Customer profitability faces headwinds at major banks internationally according to a recent survey by Accenture called Customer 2012 Time for a New Contract Between Banks and their Customers?
Average customer profitability as fallen 5% to 15% since before 2008 and remains below pre-crisis levels. Customer loyalty has decreased, customers are more price sensitive and they are shopping around more often since the crisis.
The banks’ traditional profit-recovery strategies such as rate and fee increases, conventional cross-selling and organic growth will not really fix the problem because customers have become more distrustful of banks and at the same time more demanding.
Eighty three percent of executives at 46 banks internationally reported increased demand for direct services such as online, telephone and mobile since the financial crisis and 63% believe that meeting those demands will be a major challenge for their companies in the next three years.
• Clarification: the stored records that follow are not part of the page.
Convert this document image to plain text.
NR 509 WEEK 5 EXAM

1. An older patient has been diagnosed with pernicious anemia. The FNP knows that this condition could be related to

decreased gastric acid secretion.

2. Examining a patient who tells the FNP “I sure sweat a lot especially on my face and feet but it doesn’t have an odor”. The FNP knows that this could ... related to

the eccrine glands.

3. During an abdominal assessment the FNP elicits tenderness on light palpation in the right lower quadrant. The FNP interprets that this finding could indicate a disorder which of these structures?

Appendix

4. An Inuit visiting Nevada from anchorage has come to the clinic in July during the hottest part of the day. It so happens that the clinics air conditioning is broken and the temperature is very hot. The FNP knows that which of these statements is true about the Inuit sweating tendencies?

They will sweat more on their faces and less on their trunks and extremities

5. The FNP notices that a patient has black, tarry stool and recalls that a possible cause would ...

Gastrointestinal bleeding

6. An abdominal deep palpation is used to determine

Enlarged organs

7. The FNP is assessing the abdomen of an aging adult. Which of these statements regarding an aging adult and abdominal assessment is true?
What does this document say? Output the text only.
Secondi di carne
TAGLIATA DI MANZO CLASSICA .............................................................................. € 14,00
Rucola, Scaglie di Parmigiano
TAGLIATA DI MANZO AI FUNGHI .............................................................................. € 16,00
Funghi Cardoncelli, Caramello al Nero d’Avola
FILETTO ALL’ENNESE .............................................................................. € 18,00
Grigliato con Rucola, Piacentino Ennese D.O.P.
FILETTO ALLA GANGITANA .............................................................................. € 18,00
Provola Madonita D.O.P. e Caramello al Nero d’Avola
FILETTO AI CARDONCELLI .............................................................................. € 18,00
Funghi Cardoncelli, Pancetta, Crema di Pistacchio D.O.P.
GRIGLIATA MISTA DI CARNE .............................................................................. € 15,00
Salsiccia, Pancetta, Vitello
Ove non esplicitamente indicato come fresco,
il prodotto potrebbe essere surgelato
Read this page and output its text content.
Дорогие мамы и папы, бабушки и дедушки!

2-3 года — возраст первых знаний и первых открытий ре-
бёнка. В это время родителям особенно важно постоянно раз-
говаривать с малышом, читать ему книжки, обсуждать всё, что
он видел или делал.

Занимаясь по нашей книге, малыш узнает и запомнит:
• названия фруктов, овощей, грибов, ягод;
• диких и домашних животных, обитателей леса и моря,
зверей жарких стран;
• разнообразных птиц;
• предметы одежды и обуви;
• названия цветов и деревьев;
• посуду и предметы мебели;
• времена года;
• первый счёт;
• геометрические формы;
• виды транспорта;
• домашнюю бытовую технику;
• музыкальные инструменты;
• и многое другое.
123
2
In a post-crisis world, the bank executives said they will need strong customer analytics, well integrated service channels, personalized offerings nad innovative technologies to attract and retain customers. The survey showed a significant shortfall in banks ability to deliver such services.
Customers were trending in this direction before 2008 but the crisis significantly accelerated the process, says Dorothy Armstrong, co-author of Accenture’s Customer 2012 Research Study and a senior executive in Accenture’s Financial Services Group. “The speed at which customers are moving to using many different channels such as mobile was happening but it has speeded up.” There’s much more customer volatility in terms of customers switching banks entirely or buying other products from another bank than they had in the past.
At the moment banks organize themselves around product lines and use their data to figure out when you might be ready for another loan, for example, says Armstrong. “What self directed customers are saying is: I having very specific needs for products. I don’t want bundled products. They want lots of information to compare the costs of different products and bundle them themselves, for example a car loan and car insurance.”
They also want banks to know how they want to buy, she says. “Customers want banks to know how they prefer to be sold to. One customer might want to never hear from a salesperson, but instead wants timely information via email that is delivered with comparison with the competition. But others might want to hear from a salesperson.”
Big global players like HSBC are ahead of the curve on this, she says. It has a highly interactive online business, with a chat room where people chat with each other. “This is pulling the customer in instead of pushing out products,” Armstrong says.
What’s more, Gen X and Y don’t assume that banks are the place to get financial information. Five years from now the battle will be for ownership of the customer’s primary relationship. “Banks are thinking very hard about ecosystem in terms of the universe or ecosystem around customer including things like Google and iphones and how to partner with them,” says Armstrong.